Peut-être parce qu'avec 10 années de plus, mon seuil de tolérance a beaucoup augmenté. Mais aussi, et surtout car je ne me sens plus vulnérable. A l'époque où la jouabilité était rigide, zigzaguer entre les zombies me faisait transpirer, et je mouillais mon pantalon lorsqu'un bondissant Hunter me fonçait dessus... A l'époque où les munitions étaient comptées, j'hésitais à deux fois avant d'actionner mon modeste pétard à 6 coups. A l'époque où les monstres n'attaquaient pas par vagues bien définies, je me méfiais à chaque nouveau couloir, progressant pas à pas, en retenant mon souffle avant d'ouvrir une porte... J'étais seul, et je pouvais crever à tout moment. Car c'est bien cette notion de danger permanent qui manque cruellement aux Survival d'aujourd'hui. Souvenez-vous du choc que fut le premier Silent Hill. On avait beau pester contre la jouabilité poussive, les caméras capricieuses et les graphismes sommaires, n'empêche, ce jeu m'aura fait vivre mes "pires" moments de frousse videoludiques !

Une nouvelle preuve de la déchéance du Survival réside dans la nouvelle orientation de ses titres emblématiques.
Le récent Silent Hill Homecoming aura ainsi choisi d'injecter une dose de Gears of War dans son gameplay, affirmant sans honte le choix d'un titre résolument tourné vers l'action (la barre de vie est présente à l'écran !). Quand on connait la qualité de ses prédécesseurs, comment ne pas crier au scandale ?

Le prétendu "roi du Survival Horror" continuera quant à lui son chemin en mars 2009 dans un cinquième épisode qui, je n'en doute pas, sera efficace, bien calibré, carré. Il sera beau, jouable, et acclamé de tous. Mais il ne fera pas peur pour une simple et bonne raison : la Coopération. Finie la solitude, on progressera... en tandem. Une hérésie pour un jeu qui semble avoir retourné définitivement sa veste...
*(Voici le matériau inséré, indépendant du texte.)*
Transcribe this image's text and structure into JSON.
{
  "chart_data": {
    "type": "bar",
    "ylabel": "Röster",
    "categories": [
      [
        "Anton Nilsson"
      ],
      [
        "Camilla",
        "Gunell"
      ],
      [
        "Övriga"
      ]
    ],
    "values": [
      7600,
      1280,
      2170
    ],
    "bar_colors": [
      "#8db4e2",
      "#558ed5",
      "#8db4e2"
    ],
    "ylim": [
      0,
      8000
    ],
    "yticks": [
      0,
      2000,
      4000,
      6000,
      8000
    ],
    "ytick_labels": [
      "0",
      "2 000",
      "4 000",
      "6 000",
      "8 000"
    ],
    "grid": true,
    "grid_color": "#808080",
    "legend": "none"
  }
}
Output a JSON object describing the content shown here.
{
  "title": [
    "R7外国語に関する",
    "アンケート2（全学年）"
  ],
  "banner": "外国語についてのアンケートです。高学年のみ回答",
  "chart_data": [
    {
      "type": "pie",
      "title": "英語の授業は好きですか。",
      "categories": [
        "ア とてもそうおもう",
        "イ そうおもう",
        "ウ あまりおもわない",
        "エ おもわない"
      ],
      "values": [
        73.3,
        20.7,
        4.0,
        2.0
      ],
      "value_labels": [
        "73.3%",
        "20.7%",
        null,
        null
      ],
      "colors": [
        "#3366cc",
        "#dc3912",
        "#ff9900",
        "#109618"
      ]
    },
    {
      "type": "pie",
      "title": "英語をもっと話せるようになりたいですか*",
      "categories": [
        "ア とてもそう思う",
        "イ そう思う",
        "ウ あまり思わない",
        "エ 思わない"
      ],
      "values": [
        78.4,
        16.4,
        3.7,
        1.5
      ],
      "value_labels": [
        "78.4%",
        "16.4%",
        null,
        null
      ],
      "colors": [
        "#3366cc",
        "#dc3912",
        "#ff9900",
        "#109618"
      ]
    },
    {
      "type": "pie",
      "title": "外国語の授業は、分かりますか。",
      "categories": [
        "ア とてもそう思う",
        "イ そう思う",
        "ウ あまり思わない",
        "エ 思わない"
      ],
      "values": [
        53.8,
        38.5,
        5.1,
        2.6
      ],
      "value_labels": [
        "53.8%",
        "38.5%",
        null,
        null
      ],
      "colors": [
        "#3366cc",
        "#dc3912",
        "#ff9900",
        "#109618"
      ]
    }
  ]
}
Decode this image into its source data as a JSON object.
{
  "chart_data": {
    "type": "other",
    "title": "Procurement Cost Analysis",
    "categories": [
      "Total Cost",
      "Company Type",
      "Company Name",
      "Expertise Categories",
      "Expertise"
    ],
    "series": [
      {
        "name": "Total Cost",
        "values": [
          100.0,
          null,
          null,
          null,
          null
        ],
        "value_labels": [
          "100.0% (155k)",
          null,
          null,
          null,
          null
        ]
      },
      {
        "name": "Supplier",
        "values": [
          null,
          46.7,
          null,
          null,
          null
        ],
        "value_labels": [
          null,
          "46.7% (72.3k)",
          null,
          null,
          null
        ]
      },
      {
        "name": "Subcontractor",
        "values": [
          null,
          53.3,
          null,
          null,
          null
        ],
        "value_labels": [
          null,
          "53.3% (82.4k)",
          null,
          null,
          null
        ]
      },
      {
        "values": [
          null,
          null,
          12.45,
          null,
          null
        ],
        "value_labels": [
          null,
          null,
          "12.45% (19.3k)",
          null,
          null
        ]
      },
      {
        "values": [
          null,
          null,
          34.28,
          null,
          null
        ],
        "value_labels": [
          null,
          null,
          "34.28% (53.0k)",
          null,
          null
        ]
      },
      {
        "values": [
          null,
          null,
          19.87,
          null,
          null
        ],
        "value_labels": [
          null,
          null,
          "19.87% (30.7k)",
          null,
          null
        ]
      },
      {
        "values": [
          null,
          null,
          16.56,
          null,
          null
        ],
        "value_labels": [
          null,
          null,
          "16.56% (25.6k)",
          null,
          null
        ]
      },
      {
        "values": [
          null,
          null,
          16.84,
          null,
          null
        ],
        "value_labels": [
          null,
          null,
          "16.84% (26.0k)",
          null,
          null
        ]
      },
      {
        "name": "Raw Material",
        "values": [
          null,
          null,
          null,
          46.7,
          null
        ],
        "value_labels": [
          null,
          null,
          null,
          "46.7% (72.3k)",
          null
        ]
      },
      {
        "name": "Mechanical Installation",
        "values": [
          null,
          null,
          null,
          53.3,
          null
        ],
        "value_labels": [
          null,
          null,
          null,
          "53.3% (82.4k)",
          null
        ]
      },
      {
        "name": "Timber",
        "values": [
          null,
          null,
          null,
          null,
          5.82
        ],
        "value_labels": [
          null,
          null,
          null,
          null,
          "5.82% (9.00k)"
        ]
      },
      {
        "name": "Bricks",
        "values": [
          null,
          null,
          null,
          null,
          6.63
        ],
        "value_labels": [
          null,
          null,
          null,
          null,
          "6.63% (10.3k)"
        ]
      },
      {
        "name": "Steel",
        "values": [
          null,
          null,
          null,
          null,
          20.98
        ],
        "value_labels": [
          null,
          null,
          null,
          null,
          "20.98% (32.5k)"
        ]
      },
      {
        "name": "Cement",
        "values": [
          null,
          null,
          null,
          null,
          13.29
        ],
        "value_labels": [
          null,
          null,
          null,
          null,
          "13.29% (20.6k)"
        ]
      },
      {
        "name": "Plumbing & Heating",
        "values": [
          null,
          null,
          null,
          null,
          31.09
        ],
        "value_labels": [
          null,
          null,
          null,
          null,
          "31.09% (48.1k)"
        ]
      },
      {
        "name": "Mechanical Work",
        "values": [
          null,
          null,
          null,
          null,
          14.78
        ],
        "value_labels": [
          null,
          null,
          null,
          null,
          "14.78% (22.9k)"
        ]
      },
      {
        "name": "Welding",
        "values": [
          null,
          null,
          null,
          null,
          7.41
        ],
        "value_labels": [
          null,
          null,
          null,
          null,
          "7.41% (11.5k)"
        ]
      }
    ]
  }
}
Mais tout espoir n'est pas perdu. Certains titres ont su conserver cette précieuse recette. Je pense notamment à la série des "Zero" ou à "Siren". Des titres perfectibles, difficiles, où la frustration n'est jamais loin, mais d'authentiques Survival Horror qui boostent le trouillomètre.

Il ne suffit pas de mettre en scène des zombies ou des monstres pour se prétendre Survival Horror.

C'est un genre casse-gueule, dont la réussite est sujette au ressenti profond de chacun, à son humanité. Tout comme elle, un Survival n'est jamais aussi efficace que lorsqu'il est perfectible : jouabilité imparfaite, graphismes "abîmés", scénarios cryptiques. A ce titre, "Silent Hill 2" reste pour moi la référence absolue, tant il conjugue parfaitement les imperfections du premier tout en transcendant ses qualités. Une œuvre d'art qui vous terrorise autant qu'elle touche au cœur et laisse une trace indélébile des années après sa sortie !

Et en ces temps où l'accessibilité, la jouabilité et les textures chiadées sont des vertus que l'on encense, le genre du Survival/ Horror se débat comme il peut, et la peur continue de fuir inexorablement. Au risque de passer (encore) pour un vieux con, à y repenser, "c'était mieux avant".